Pour revenir par exemple au sujet de la LGBT, nous sommes au début du processus. Nous avons lancé un sondage auprès des collaborateurs pour recueillir des informations. Quels sont les principaux sujets de cette communauté ? Comment ressent-elle les problématiques ?
L’objectif est de remonter les perceptions et les vécus pour adapter ou créer des process, et mieux travailler la communication. Nous touchons à des sujets très personnels, le but est donc que la démarche ne soit pas intrusive. Les sondages permettent cependant de remonter les perceptions identifiables et les besoins. Pour ce type de question, la nature des réponses et des sensibilités dépendent beaucoup du pays et de la culture. La réponse apportée doit donc être adaptée à chaque environnement. La donnée est plutôt qualitative que quantitative.
Pour la Gouvernance
Le sujet est beaucoup plus simple. Comme beaucoup d’entreprises de grande taille et côtées, les KPIs ESG liés à la gouvernance (corruption, pratique anti-concurrentielles…) sont encadrés depuis des années. Ils ne présentent pas de challenge particulier pour la constitution du rapport.
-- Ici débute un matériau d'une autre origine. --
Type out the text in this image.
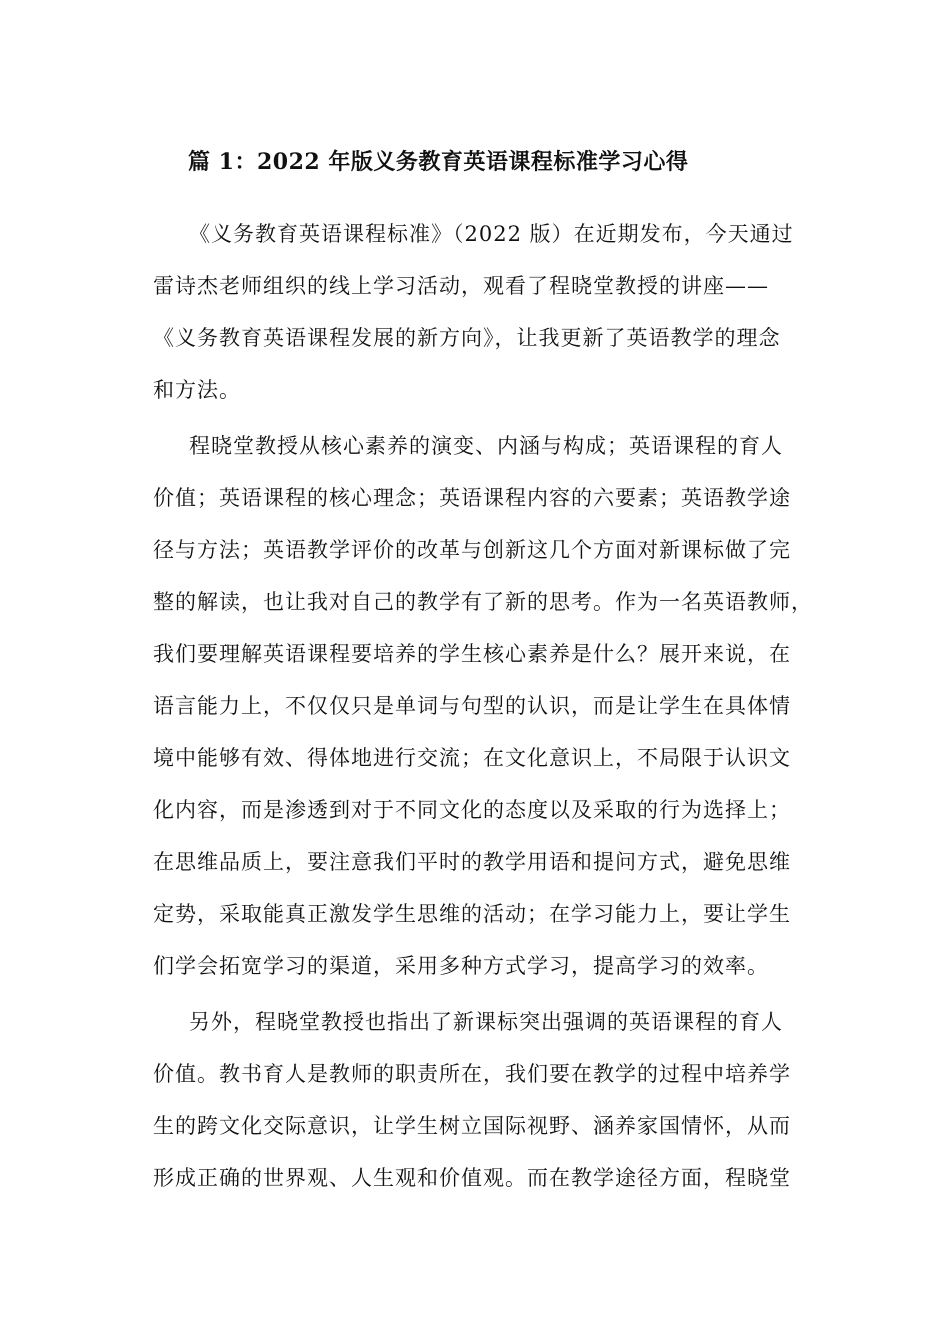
篇 1：2022 年版义务教育英语课程标准学习心得
《义务教育英语课程标准》（2022 版）在近期发布，今天通过
雷诗杰老师组织的线上学习活动，观看了程晓堂教授的讲座——
《义务教育英语课程发展的新方向》，让我更新了英语教学的理念
和方法。
程晓堂教授从核心素养的演变、内涵与构成；英语课程的育人
价值；英语课程的核心理念；英语课程内容的六要素；英语教学途
径与方法；英语教学评价的改革与创新这几个方面对新课标做了完
整的解读，也让我对自己的教学有了新的思考。作为一名英语教师，
我们要理解英语课程要培养的学生核心素养是什么？展开来说，在
语言能力上，不仅仅只是单词与句型的认识，而是让学生在具体情
境中能够有效、得体地进行交流；在文化意识上，不局限于认识文
化内容，而是渗透到对于不同文化的态度以及采取的行为选择上；
在思维品质上，要注意我们平时的教学用语和提问方式，避免思维
定势，采取能真正激发学生思维的活动；在学习能力上，要让学生
们学会拓宽学习的渠道，采用多种方式学习，提高学习的效率。
另外，程晓堂教授也指出了新课标突出强调的英语课程的育人
价值。教书育人是教师的职责所在，我们要在教学的过程中培养学
生的跨文化交际意识，让学生树立国际视野、涵养家国情怀，从而
形成正确的世界观、人生观和价值观。而在教学途径方面，程晓堂
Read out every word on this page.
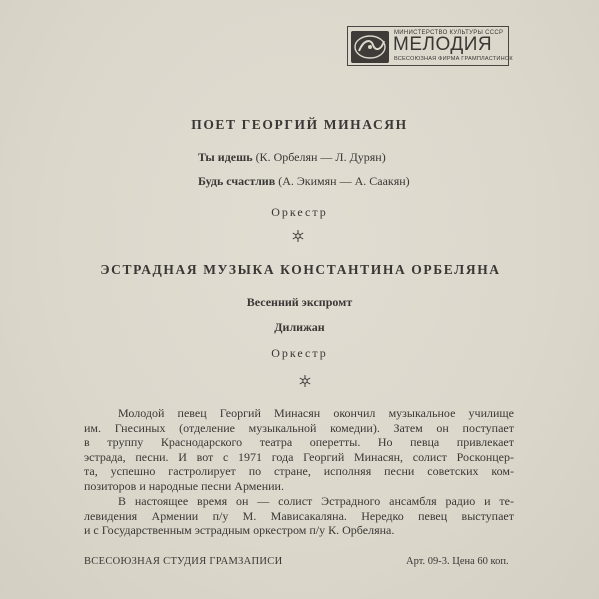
МИНИСТЕРСТВО КУЛЬТУРЫ СССР
МЕЛОДИЯ
ВСЕСОЮЗНАЯ ФИРМА ГРАМПЛАСТИНОК
ПОЕТ ГЕОРГИЙ МИНАСЯН
Ты идешь (К. Орбелян — Л. Дурян)
Будь счастлив (А. Экимян — А. Саакян)
Оркестр
ЭСТРАДНАЯ МУЗЫКА КОНСТАНТИНА ОРБЕЛЯНА
Весенний экспромт
Дилижан
Оркестр
Молодой певец Георгий Минасян окончил музыкальное училище
им. Гнесиных (отделение музыкальной комедии). Затем он поступает
в труппу Краснодарского театра оперетты. Но певца привлекает
эстрада, песни. И вот с 1971 года Георгий Минасян, солист Росконцер-
та, успешно гастролирует по стране, исполняя песни советских ком-
позиторов и народные песни Армении.
В настоящее время он — солист Эстрадного ансамбля радио и те-
левидения Армении п/у М. Мависакаляна. Нередко певец выступает
и с Государственным эстрадным оркестром п/у К. Орбеляна.
ВСЕСОЮЗНАЯ СТУДИЯ ГРАМЗАПИСИ	Арт. 09-3. Цена 60 коп.
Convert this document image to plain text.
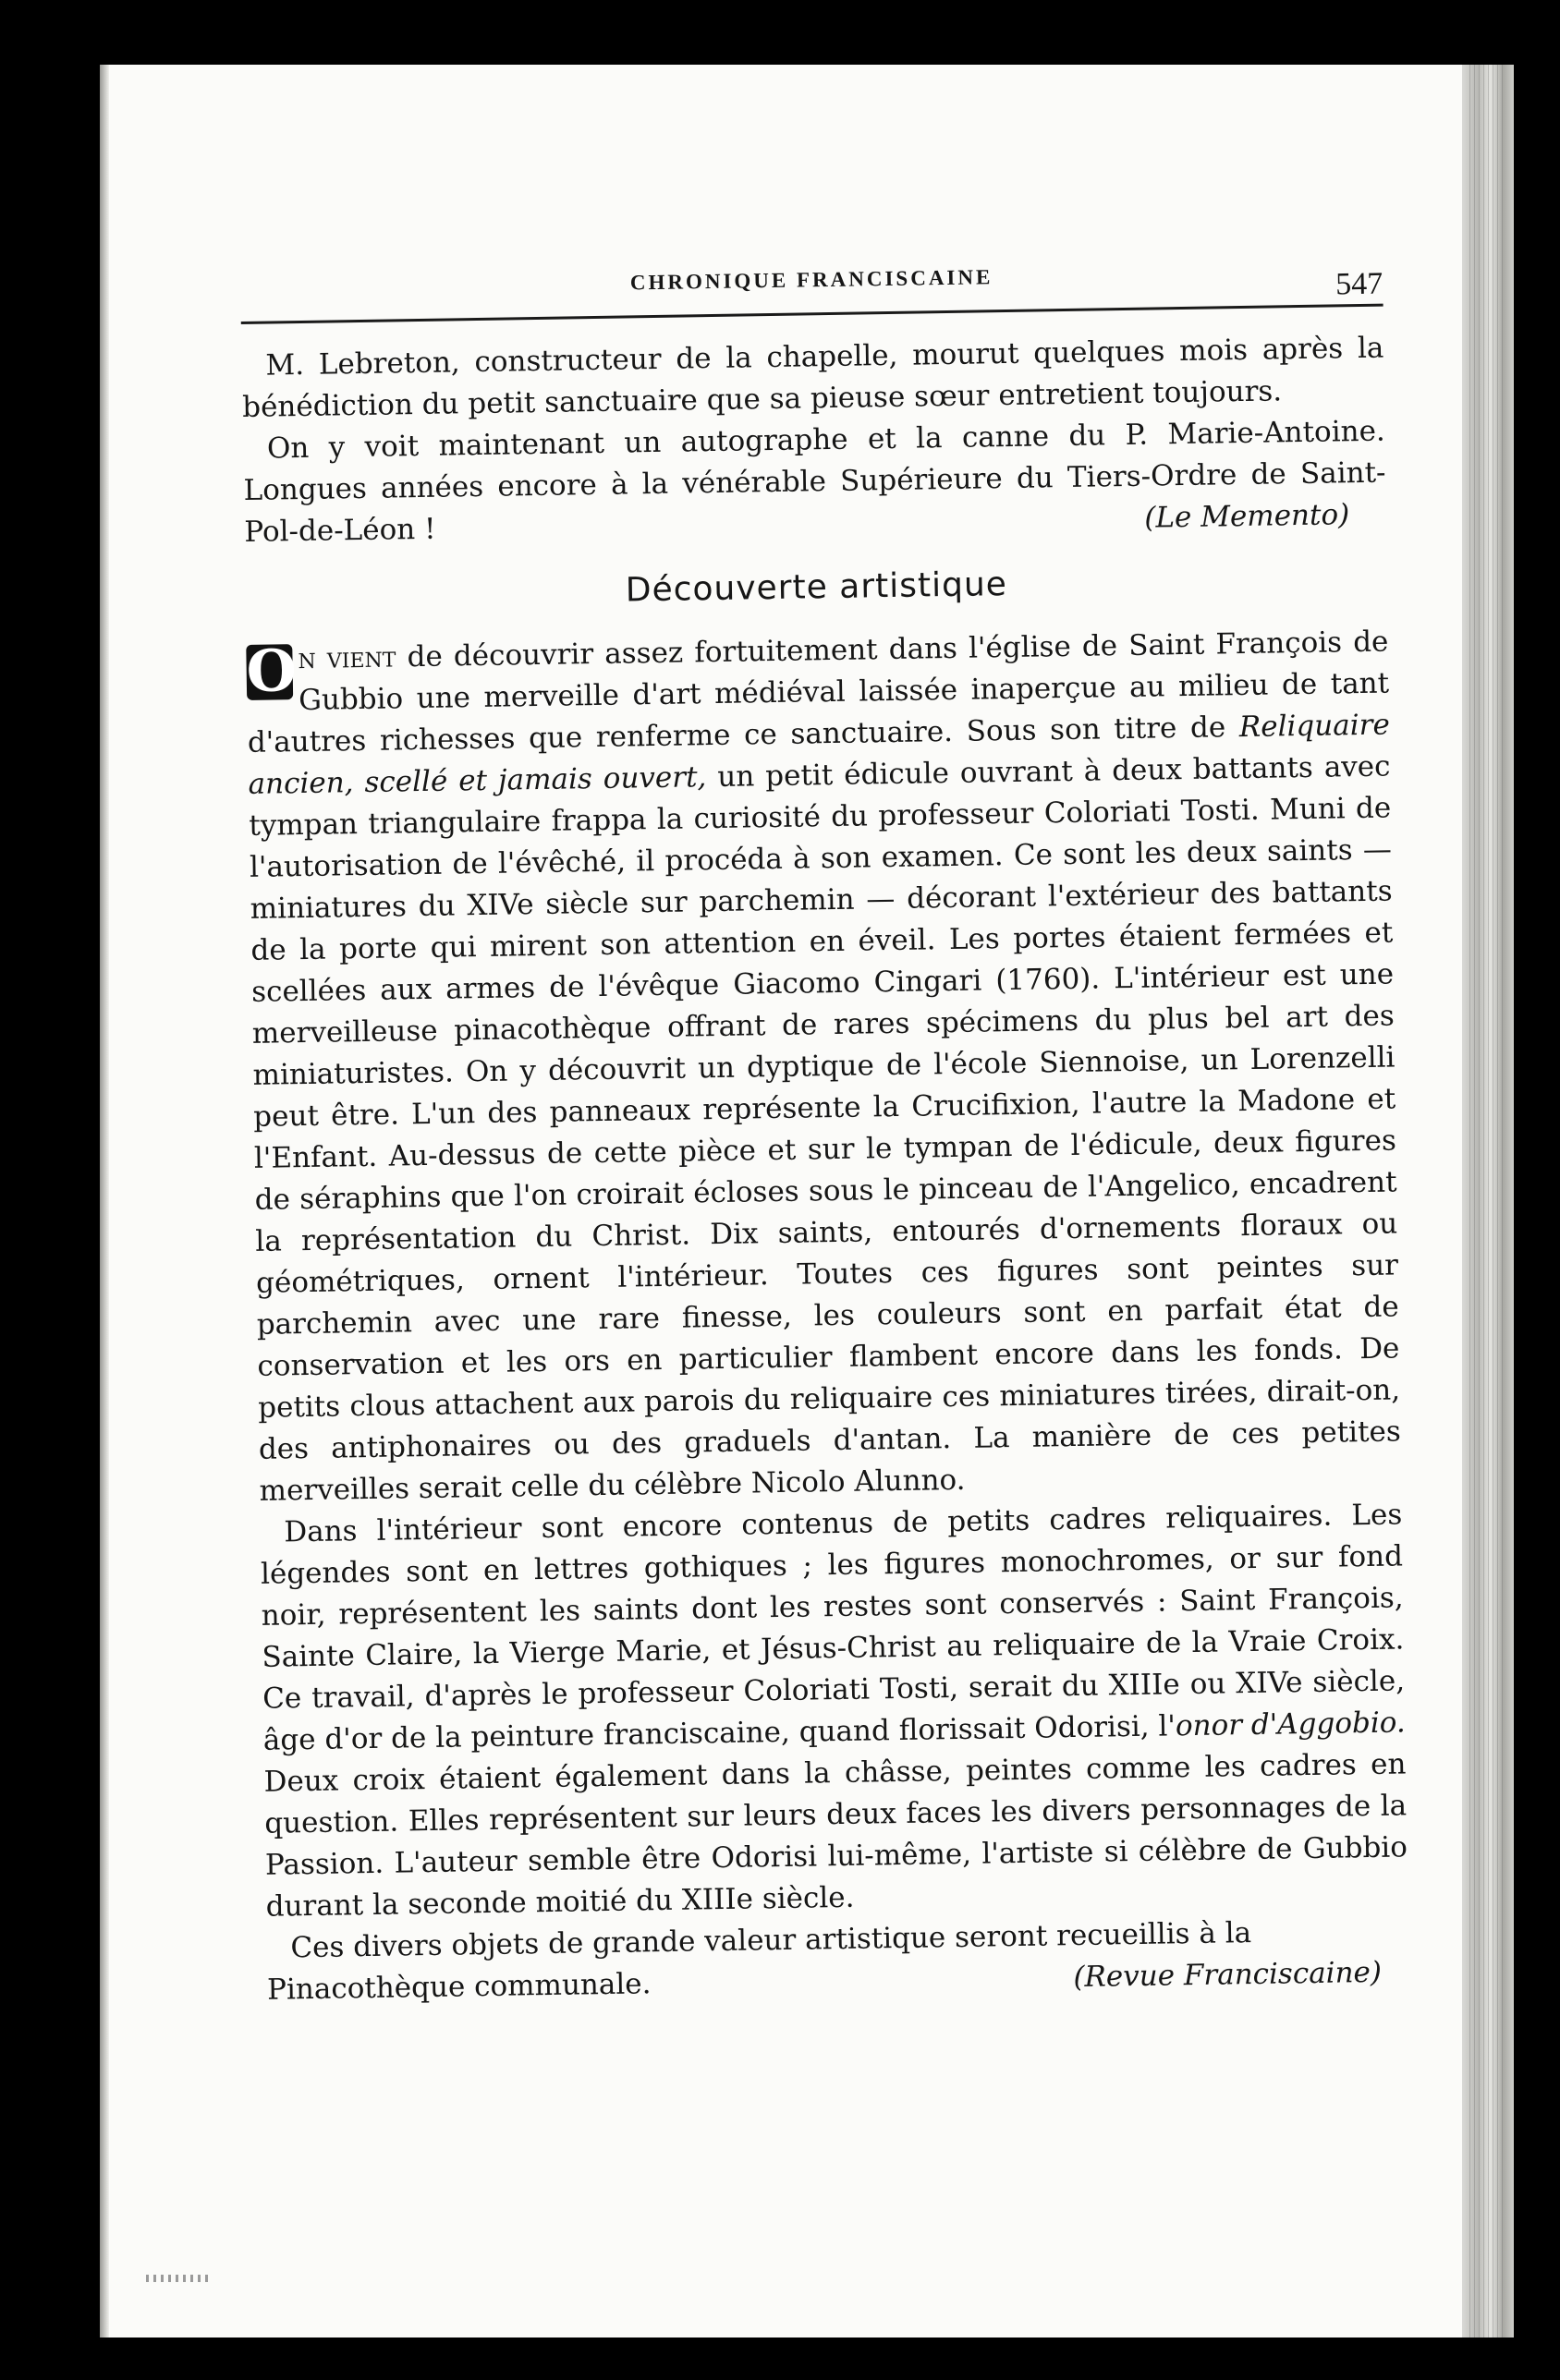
CHRONIQUE FRANCISCAINE	547

M. Lebreton, constructeur de la chapelle, mourut quelques mois après la bénédiction du petit sanctuaire que sa pieuse sœur entretient toujours.

On y voit maintenant un autographe et la canne du P. Marie-Antoine. Longues années encore à la vénérable Supérieure du Tiers-Ordre de Saint-Pol-de-Léon !	(Le Memento)
Découverte artistique

O n vient de découvrir assez fortuitement dans l'église de Saint François de Gubbio une merveille d'art médiéval laissée inaperçue au milieu de tant d'autres richesses que renferme ce sanctuaire. Sous son titre de Reliquaire ancien, scellé et jamais ouvert, un petit édicule ouvrant à deux battants avec tympan triangulaire frappa la curiosité du professeur Coloriati Tosti. Muni de l'autorisation de l'évêché, il procéda à son examen. Ce sont les deux saints — miniatures du XIVe siècle sur parchemin — décorant l'extérieur des battants de la porte qui mirent son attention en éveil. Les portes étaient fermées et scellées aux armes de l'évêque Giacomo Cingari (1760). L'intérieur est une merveilleuse pinacothèque offrant de rares spécimens du plus bel art des miniaturistes. On y découvrit un dyptique de l'école Siennoise, un Lorenzelli peut être. L'un des panneaux représente la Crucifixion, l'autre la Madone et l'Enfant. Au-dessus de cette pièce et sur le tympan de l'édicule, deux figures de séraphins que l'on croirait écloses sous le pinceau de l'Angelico, encadrent la représentation du Christ. Dix saints, entourés d'ornements floraux ou géométriques, ornent l'intérieur. Toutes ces figures sont peintes sur parchemin avec une rare finesse, les couleurs sont en parfait état de conservation et les ors en particulier flambent encore dans les fonds. De petits clous attachent aux parois du reliquaire ces miniatures tirées, dirait-on, des antiphonaires ou des graduels d'antan. La manière de ces petites merveilles serait celle du célèbre Nicolo Alunno.

Dans l'intérieur sont encore contenus de petits cadres reliquaires. Les légendes sont en lettres gothiques ; les figures monochromes, or sur fond noir, représentent les saints dont les restes sont conservés : Saint François, Sainte Claire, la Vierge Marie, et Jésus-Christ au reliquaire de la Vraie Croix. Ce travail, d'après le professeur Coloriati Tosti, serait du XIIIe ou XIVe siècle, âge d'or de la peinture franciscaine, quand florissait Odorisi, l'onor d'Aggobio. Deux croix étaient également dans la châsse, peintes comme les cadres en question. Elles représentent sur leurs deux faces les divers personnages de la Passion. L'auteur semble être Odorisi lui-même, l'artiste si célèbre de Gubbio durant la seconde moitié du XIIIe siècle.

Ces divers objets de grande valeur artistique seront recueillis à la

Pinacothèque communale.	(Revue Franciscaine)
La RSE désigne un paradigme et une démarche qui se travaille au niveau de l’entreprise. Les critères ESG (pour Environnement, Social, Gouvernance) définissent comment mesurer cet impact de manière rationalisée en définissant des KPIs. L’ESG désigne trois grandes dimensions, l’environnement (les aspects écologiques, les émissions de CO2…), le social (QVT, inclusion et diversité…) et la Gouvernance (l’éthique dans la gestion de l’entreprise, l’absence de corruption, la protection des données privatives….)
Pour les aspects sociaux, quelles autres initiatives de ManpowerGroup sont développées ?
Nous avons un département dédié à la QVT qui dépend des Ressources Humaines. L’un des sujets les plus importants pour nous est la place des personnes en situation de handicap. Notre mission est de permettre l’emploi et le retour à l’emploi pour les intérimaires en situation de handicap. Ce sont des données qui contribuent au rapport RSE que nous élaborons tous les ans.
Pour aller plus loin au niveau de l’engagement, une enquête est menée auprès de l’ensemble des collaborateurs. C’est un outil très important pour remonter les ressentis et les difficultés des collaborateurs.
ManpowerGroup a également une Fondation d’entreprise qui œuvre pour l’acquisition et le développement des compétences nécessaires pour l’accès à l’emploi et à l’épanouissement professionnel de tous les publics. La Fondation ManpowerGroup a mis en place une plateforme favorisant le mécénat de compétences. Elle relie plusieurs entreprises avec les collaborateurs, ces derniers peuvent accéder aux projets qui leur plaisent le plus. Il est possible pour eux d’effectuer 3 jours de mécénat de compétences par an. Ce type d’initiative s’inscrit dans la lignée de notre ADN car elle capitalise sur l’engagement des collaborateurs.
Pour conclure, quels conseils pour les entreprises qui souhaitent mettre en place ou accentuer une stratégie RSE ?
Je conseillerais dans un premier temps de mettre en place un département dédié. La raison est simple : il faut une véritable expertise sur les indicateurs. Les critères de mesure liés à l’ESG peuvent être très pointus et exigeants. De plus, la démarche RSE s’inscrit dans l’ensemble des départements de l’entreprise. Dès lors, il faut assez bien connaître l’organisation pour être capable de chercher et de collecter les bonnes informations. Pour effectuer cette mission, il n’est pas nécessaire d’avoir une équipe de taille importante : deux personnes autonomes avec des capacités de coopération et un bon relationnel suffisent à faire un département efficace.
Je conseille également de beaucoup travailler sur la communication et la veille en amont. La question de la sensibilisation aux enjeux est essentielle pour placer les fondations de la stratégie RSE. Comme la RSE est le fruit d’un effort collectif, il convient d’effectuer un véritable travail d’acculturation culturelle auprès des collaborateurs et des parties prenantes pour assurer l’engagement tout au long du processus.